E poi, la domanda che capovolge ogni analisi: «Se noi, che eravamo poco più che apprendisti stregoni, siamo riusciti a ottenere questi risultati, cosa sarebbe accaduto se Falcone e Borsellino avessero avuto gli stessi strumenti, risorse e leggi che noi abbiamo avuto dopo? Forse oggi racconteremmo una Storia d’Italia diversa, sicuramente migliore». Il 19 luglio, giorno della strage di via D’Amelio, si avvicina con il suo carico di ricordi, tensioni e polemiche. Sarà la 33ª commemorazione della morte di Paolo Borsellino e degli agenti della sua scorta, e si preannuncia più incandescente che mai. Ma il ricordo che supera ogni polemica è quello personale, intimo, umano.
«Conobbi Paolo Borsellino quando ero giovanissimo, in tirocinio. Ci tenne una lezione magistrale sull’etica della magistratura. Mi colpì la sua umiltà, la sua schiettezza e la sua profonda umanità. Diceva che il magistrato non combatte nemici, ma applica le leggi in uno Stato di diritto. Fu amore a prima vista: decisi che avrei voluto lavorare con lui». Sabella racconta anche un aneddoto poco noto: quando apparve la bozza delle sedi disponibili per i nuovi magistrati, c’era un posto alla Procura di Marsala, guidata da Borsellino. Lui e un altro collega, Bruno Fasciana, erano entrambi interessati e andarono a trovarlo. «Paolo fu delizioso, ma anche arrabbiatissimo. Il CSM gli aveva promesso due nuovi magistrati, e invece la sede di Marsala fu poi cancellata del tutto». Ironia della sorte, entrambi finirono a Termini Imerese, alla procura guidata da Giuseppe Prinzivalli, lo stesso che anni prima aveva assolto i responsabili della strage di piazza Scaffa e criticato duramente Borsellino.

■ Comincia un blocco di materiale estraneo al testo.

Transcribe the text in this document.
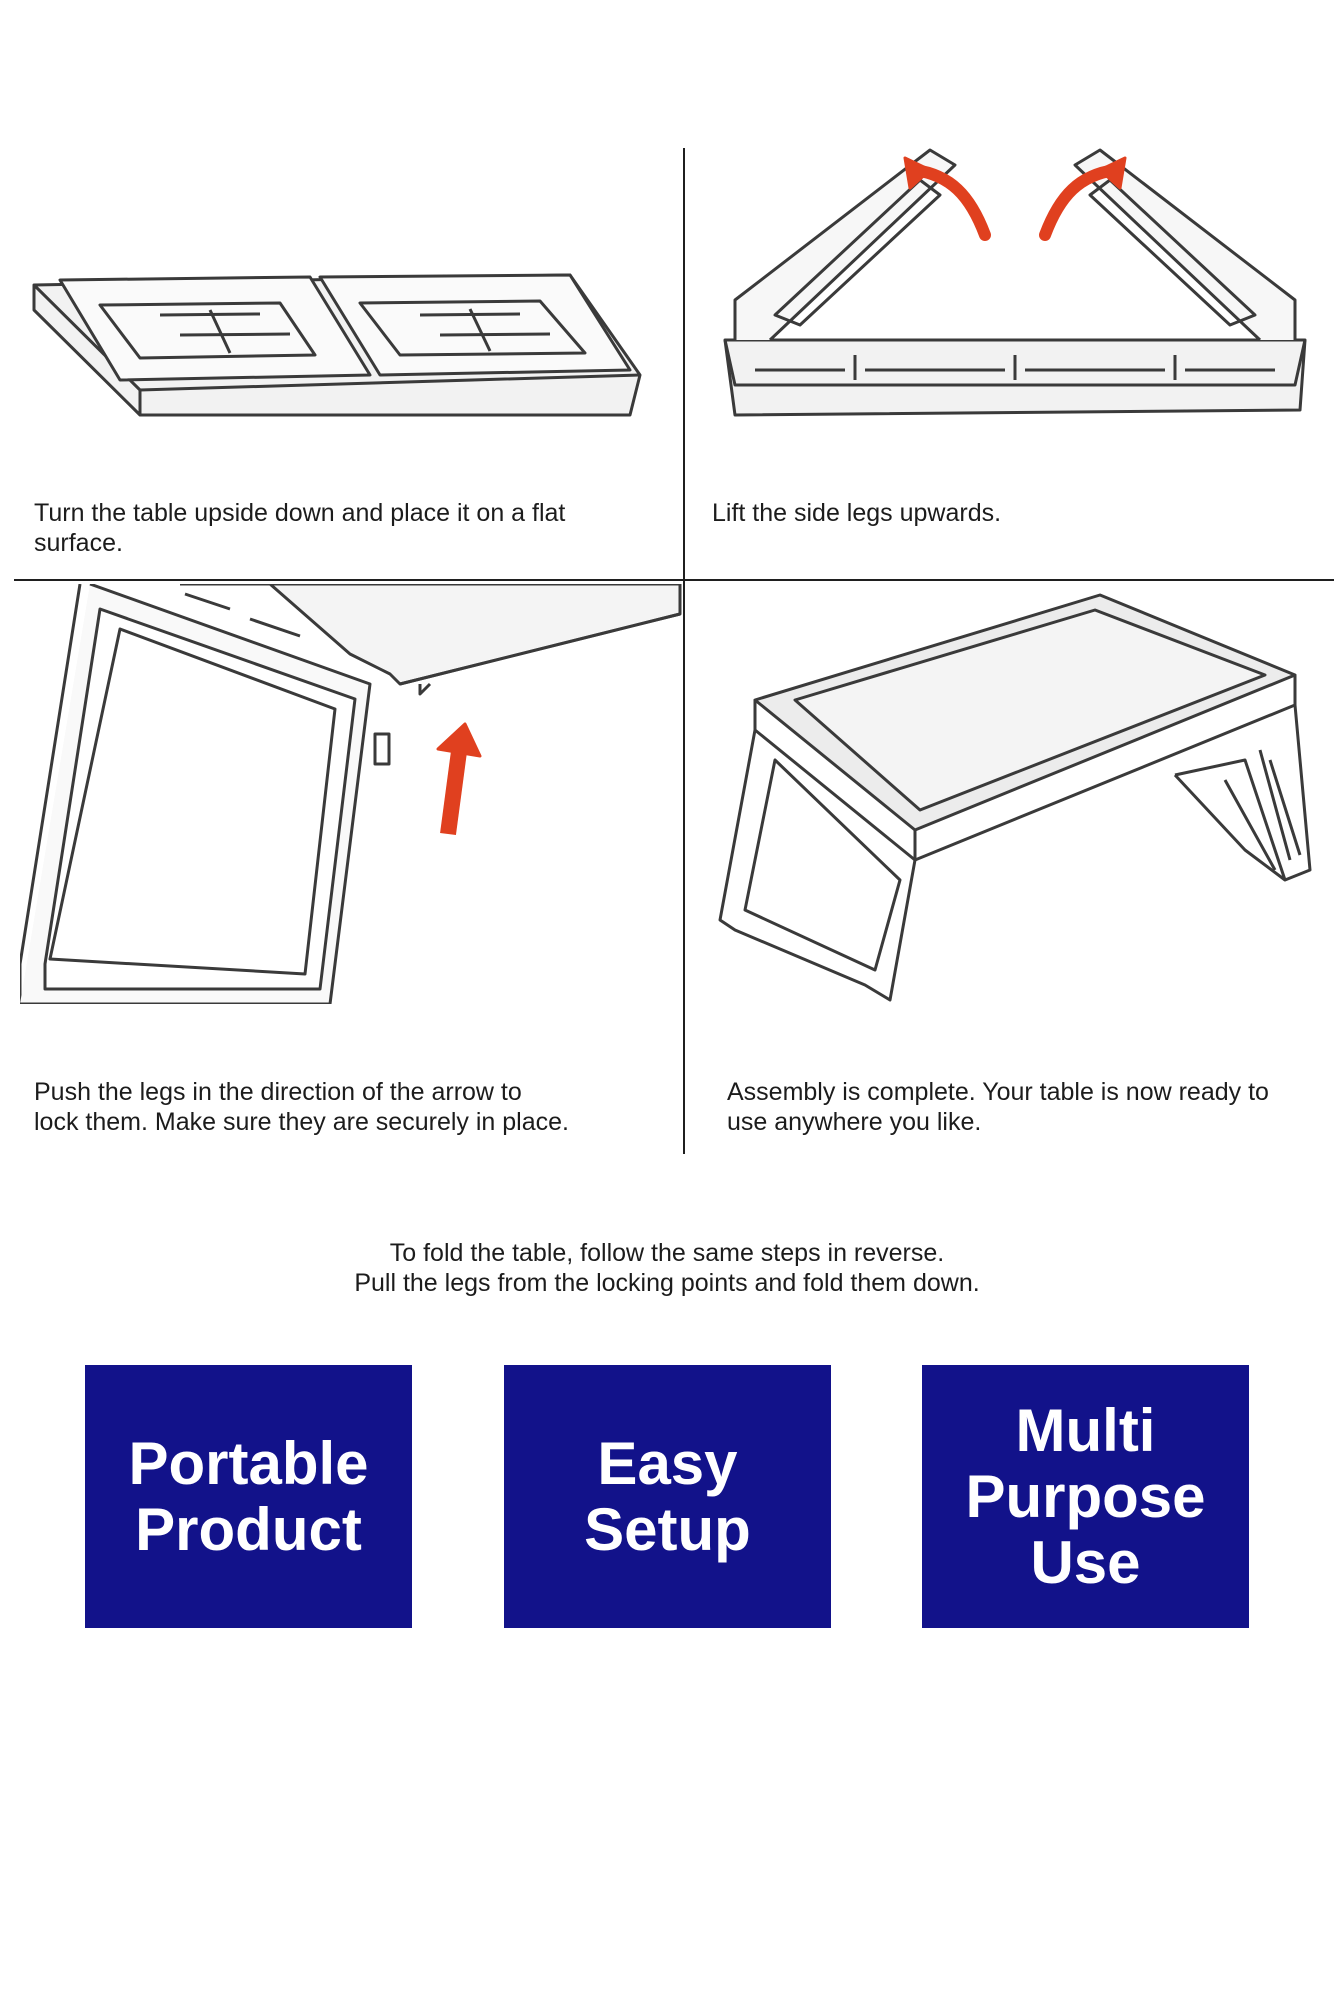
Turn the table upside down and place it on a flat
surface.
Lift the side legs upwards.
Push the legs in the direction of the arrow to
lock them. Make sure they are securely in place.
Assembly is complete. Your table is now ready to
use anywhere you like.
To fold the table, follow the same steps in reverse.
Pull the legs from the locking points and fold them down.
Portable
Product
Easy
Setup
Multi
Purpose
Use
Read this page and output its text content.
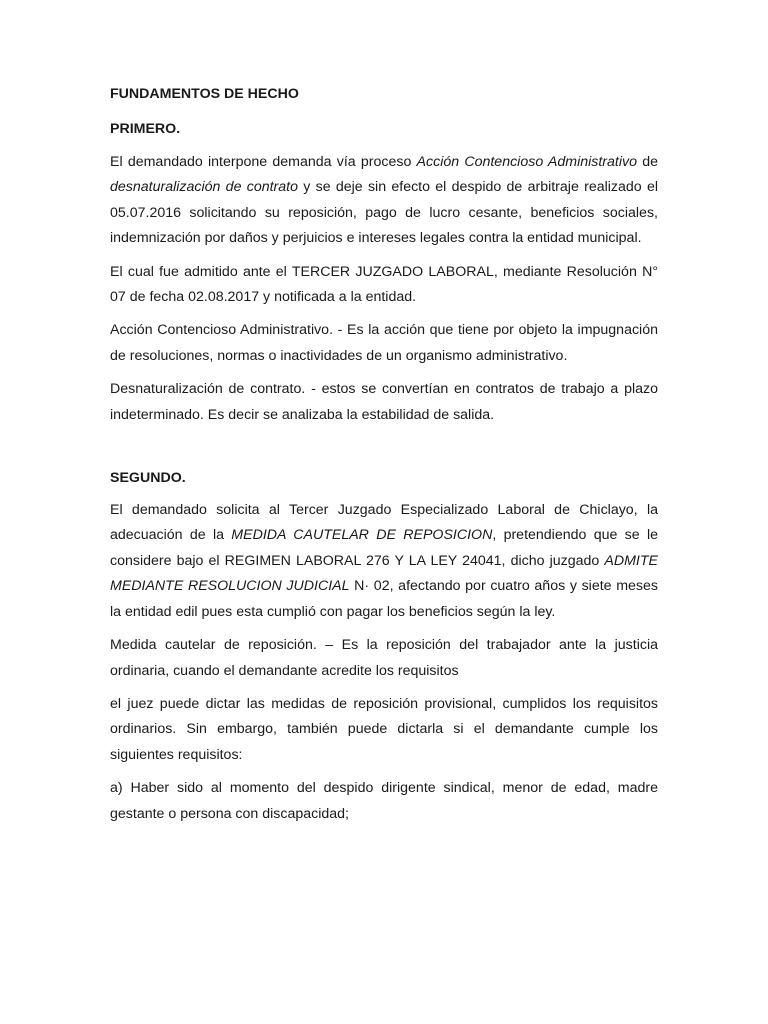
FUNDAMENTOS DE HECHO
PRIMERO.

El demandado interpone demanda vía proceso Acción Contencioso Administrativo de desnaturalización de contrato y se deje sin efecto el despido de arbitraje realizado el 05.07.2016 solicitando su reposición, pago de lucro cesante, beneficios sociales, indemnización por daños y perjuicios e intereses legales contra la entidad municipal.

El cual fue admitido ante el TERCER JUZGADO LABORAL, mediante Resolución N° 07 de fecha 02.08.2017 y notificada a la entidad.

Acción Contencioso Administrativo. - Es la acción que tiene por objeto la impugnación de resoluciones, normas o inactividades de un organismo administrativo.

Desnaturalización de contrato. - estos se convertían en contratos de trabajo a plazo indeterminado. Es decir se analizaba la estabilidad de salida.

SEGUNDO.

El demandado solicita al Tercer Juzgado Especializado Laboral de Chiclayo, la adecuación de la MEDIDA CAUTELAR DE REPOSICION, pretendiendo que se le considere bajo el REGIMEN LABORAL 276 Y LA LEY 24041, dicho juzgado ADMITE MEDIANTE RESOLUCION JUDICIAL N· 02, afectando por cuatro años y siete meses la entidad edil pues esta cumplió con pagar los beneficios según la ley.

Medida cautelar de reposición. – Es la reposición del trabajador ante la justicia ordinaria, cuando el demandante acredite los requisitos

el juez puede dictar las medidas de reposición provisional, cumplidos los requisitos ordinarios. Sin embargo, también puede dictarla si el demandante cumple los siguientes requisitos:

a) Haber sido al momento del despido dirigente sindical, menor de edad, madre gestante o persona con discapacidad;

«Dopo la sua morte – conclude Sabella nell’intervista pubblicata da zerozeronews di Gianfranco D’Anna – mi presentai al CSM a denunciare Prinzivalli per i suoi rapporti con personaggi in odore di mafia. Forse è stato anche il mio modo per chiedere perdono a Paolo». Oggi, a distanza di trentatré anni, il ricordo di Borsellino e Falcone non è solo una commemorazione, ma una domanda aperta rivolta al presente: che uso stiamo facendo della loro eredità? E siamo davvero, tutti, dalla stessa parte?